Large airports in the countries affected by the ban have now taken other steps to increase security.
Those measures include checking electronic devices to make sure they don't contain a bomb and pulling more people out of airport lines for additional screening.
A spokesman for the US Department of Homeland Security (DHS) said all airlines and airports with flights departing for the USA had met the agency's first phase of new security measures which were announced in late June but not described in any detail.
A DHD statement said: "The quick and decisive action taken by airlines, nations, and stakeholders are a testament to our shared commitment to raising the bar on global aviation security.
“Airlines were able to implement the necessary enhanced security measures because of the close coordination and extensive communication between aviation partners and DHS/TSA."
In March the USA imposed a ban on laptops in the cabins of planes coming into the country from 10 Middle Eastern airports. This week, King Khalid International Airport in Riyadh, Saudi Arabia, was the last of the 10 to comply with USA security measures and exit the laptop-ban list.
The ban grew from fear that terrorists were working on bombs that can be hidden in devices such as laptop and tablet computers. A test was carried out on an airplane on the ground and a laptop bomb destroyed the aircraft.
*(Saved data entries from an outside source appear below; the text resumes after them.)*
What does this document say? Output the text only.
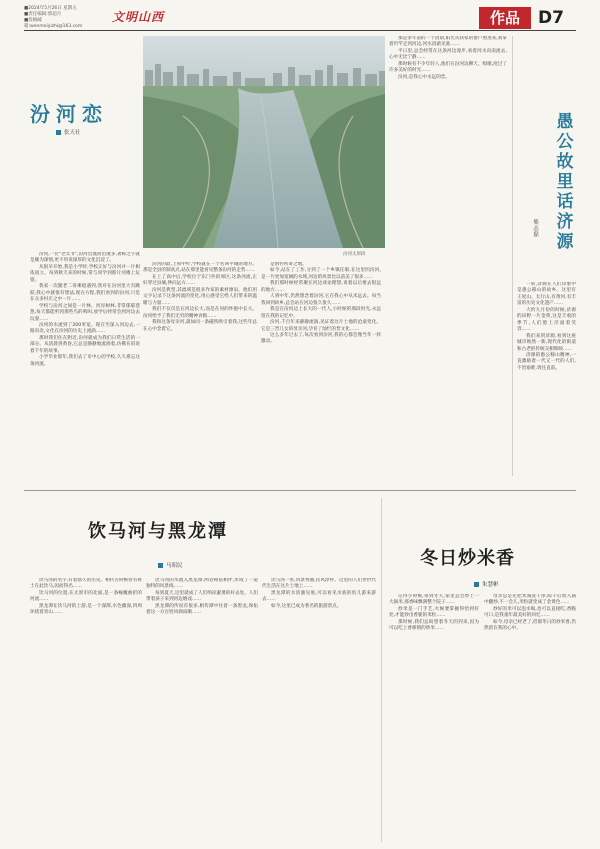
■2024年5月26日 星期五
■责任编辑:郭超月
■投稿邮箱:wenmeiyizhi@163.com
文明山西	作品	D7
汾河恋
张天社
汾河太原段

汾河,一位"老太爷",汾河出流而出流多,著称之宇就是颇为深情,更不用说深厚的文化沉淀了。

从很早开始,我是小学时,学校正好与汾河并一片相依而立。每到秋天来的时候,常与同学到那片河滩上玩耍。

我家一次随老二哥乘船遇到,我对在汾河里大有跳跃,我心中就很有想法,现在方程,我们看到的汾河,只是在众多村庄之中一片……

学校与汾河之间是一片林。河岸树林,非常郁郁葱葱,每天都能听到那些鸟的鸣叫,放学后经常会到河边去玩耍……

汾河的水流到了200米宽。现在至深入河边去,一路向北,文化在汾河的历史上流淌……

那时我们住在附近,汾河就成为我们日常生活的一部分。从清晨到黄昏,它总是静静地流淌着,仿佛在诉说着千年的故事。

小学毕业那年,我们去了市中心的学校,久久难忘这条河流。

汾河的最,上和中叶,学校就在一个名叫平城的地方。那是全县的制高点,站在那里能看见整条汾河的走势……

在上了高中后,学校位于东门外的郊区,这条河流,正好穿过县城,伸向远方……

汾河是典型,其流域是很多作家的素材源泉。他们用文字记录下这条河流的变化,用心感受它给人们带来的温暖与力量……

我们不仅仅是在河边长大,而是在河的怀抱中长大。汾河给予了我们无穷的精神食粮……

我和这条母亲河,就如同一条磁铁吸引着我,这些年总在心中念着它。

是情怀所寄之地。

如今,站在了工作,分到了一个乡镇任职,在这里的汾河,是一片更加宽阔的水域,河边的风景比以前美了很多……

我们那时候经常聚在河边谈论理想,说着以后要去很远的地方……

人到中年,仍然想念着汾河,它在我心中从未远去。每当我回到故乡,总会站在河边很久很久……

我是在汾河边上长大的一代人,小时候的那段时光,永远留在我的记忆中。

汾河,千百年来静静流淌,见证着这片土地的沧桑变化。它是三晋儿女的母亲河,孕育了灿烂的晋文化……

这么多年过去了,每次看到汾河,我的心都会像当年一样激动。

那是多年前的一个清晨,阳光从我家的窗户照进来,我拿着钓竿走到河边,河水清澈见底……

平日里,总会经常在这条河边漫步,看着河水向南流去,心中无比宁静……

那时候有不少年轻人,他们在汾河边聊天、唱歌,度过了许多美好的时光……

汾河,是我心中永远的恋。

愚公故里话济源
柴志磊

一转,济源在人们印象中是愚公移山的故乡。这里有王屋山、太行山,有黄河,有丰富的历史文化遗产……

大约九月份的时候,济源的田野一片金黄,这是丰收的季节,人们脸上洋溢着笑容……

我们来到济源,看到这座城市焕然一新,现代化的街道和古老的传统交相辉映……

济源的愚公移山精神,一直激励着一代又一代的人们,不畏艰难,勇往直前。

饮马河与黑龙潭
马昭民

饮马河的名字,有着悠久的历史。相传古时候曾有将士在此饮马,因而得名……

饮马河的位置,在太原市的北面,是一条蜿蜒曲折的河流……

黑龙潭在饮马河的上游,是一个深潭,水色幽深,四周环绕着青山……

饮马河的水流入黑龙潭,两者相依相伴,形成了一道独特的风景线……

每到夏天,这里就成了人们纳凉避暑的好去处。人们带着孩子来到河边嬉戏……

黑龙潭的传说有很多,相传潭中住着一条黑龙,保佑着这一方百姓风调雨顺……

饮马河一带,风景秀丽,民风淳朴。这里的人们世世代代生活在这片土地上……

黑龙潭的水清澈见底,可以看见水底的鱼儿游来游去……

如今,这里已成为著名的旅游景点。

冬日炒米香
朱慧彬

记得小时候,每到冬天,家里总会炒上一大锅米,那香味飘满整个院子……

炒米是一门手艺,火候要掌握得恰到好处,才能炒出香脆的米粒……

那时候,我们总盼望着冬天的到来,因为可以吃上香喷喷的炒米……

母亲总是先把米淘洗干净,晾干后放入锅中翻炒,不一会儿,米粒就变成了金黄色……

炒好的米可以泡水喝,也可以直接吃,香脆可口,是我童年最美好的回忆……

如今,母亲已经老了,但那冬日的炒米香,仍然留在我的心中。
Intelligence reports indicate terrorists lacked the ability to detonate such a bomb remotely - meaning they couldn't trigger a bomb in the cargo hold while sitting in the cabin.
Some safety experts have cautioned that putting devices with lithium ion batteries that are prone to overheating in the cargo increased the risk of fire.
Now the Federal Aviation Administration is telling airlines that devices with lithium batteries should be put in carry-on baggage and not placed in checked luggage -- the advice that existed before the March order covering large electronics devices in the cabin.
Homeland Security Secretary John said there will be additional testing of devices to make sure they are working computers and not a disguised bomb and more people will be pulled aside for extra screening. He did not say how agents will decide who gets pulled aside.